An alternative to Fortinet, Tailscale simplifies authentication natively by relying on identity providers and SSO login. No extra software or setup required, users can authenticate with their provider of choice, such as Apple, Google, Microsoft, Okta, or other custom identity providers.
As for authorizing devices, Tailscale admins can approve new devices or configure auto-approval. This approval process adds an extra layer of security in case a user’s password is compromised. But even once on a tailnet, devices rely on cryptographic keys for trust, and an admin can centrally revoke a node’s key if a device is lost or stolen, instantly cutting off its access.
Fortinet vs Tailscale policy enforcement
Fortinet’s policy enforcement occurs at the FortiGate, designed to be a security chokepoint. Administrators can define access rules incorporating user identity, device posture, and application attributes. FortiGate will only allow a specific session to any given application if all conditions are satisfied.

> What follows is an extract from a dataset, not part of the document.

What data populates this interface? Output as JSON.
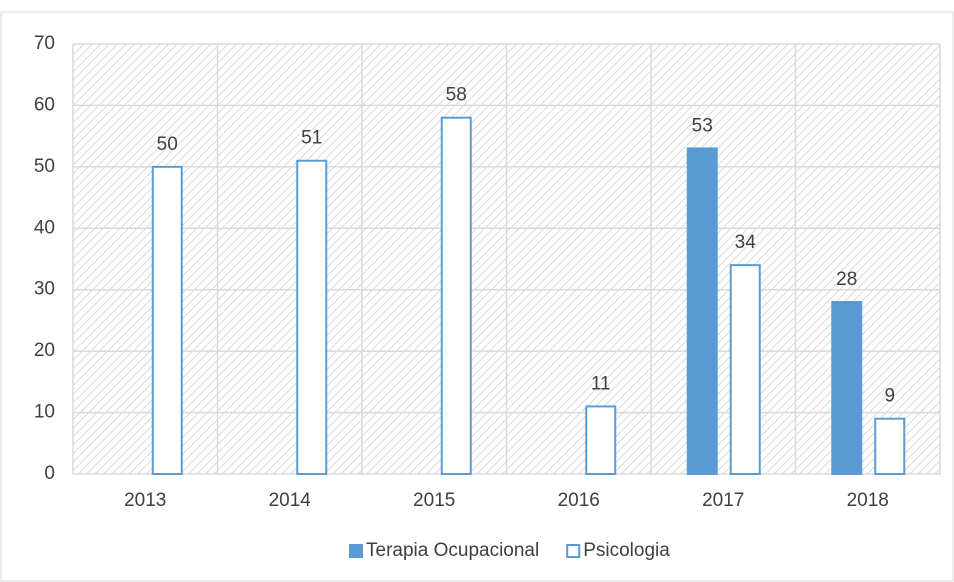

Tailscale uses an identity-based ACL system. Administrators define an ACL policy (in JSON format) that specifies which users or groups can access which destinations (IP addresses or tags) and on which ports. Administrators can specify policies per user and device name instead of IP addresses. Using groups and tags, administrators can implement Role-Based Access controls (RBACs) easily.
Fortinet vs Tailscale initial setup and management
Fortinet’s FortiClient VPN requires a complex setup. It requires installing FortiClient, deploying FortiGate with FortiOS, and setting up FortiClient EMS for endpoint management. This means setting up not only software, but potentially also hardware. All of this has an absolute dependence on an IT team and their resources, even for mobile devices.
Administering FortiClient VPN and FortiOS on FortiGate means dealing with FortiOS policies, possibly FortiManager or FortiClient EMS for large-scale deploys, and coordinating between network and security teams. These policies require planning, though they are appropriately granular if done correctly. When it comes time to offboard, FortiClient VPN requires disabling the user account on the FortiGate or in the directory and possibly uninstalling or locking their FortiClient.
An alternative to Fortinet, Tailscale focuses on simplified installation and administration. There is no hardware to deploy. Tailscale maintains the coordination server to exchange users’ public keys. All you need to get started is to create a Tailscale account (often by logging in with Google/Microsoft), install the client on two devices, and they instantly form a private network. There’s no need to configure IP ranges, firewall rules, or NAT traversal because Tailscale handles all of that automatically.
Tailscale vs FortiClient VPN cost
FortiClient VPN cost and pricing can vary widely, and require contacting their sales team. Licensing of FortiClient is split across three packages of “VPN/ZTNA”, “EPP/ATP”, and “Managed”. The final cost of FortiClient VPN depends on multiple variables based on your needs.
By contrast, Tailscale has flat pricing that is a straightforward charge per user. No hardware costs with networking appliances, and easy to set up yourself.
The bottom line
FortiClient VPN is a traditional VPN from requirements, architecture, initial setup, and long-term management. Tailscale provides a modern VPN experience with a mesh network built on the secure and performant WireGuard protocol that’s easy to set up and manage over time.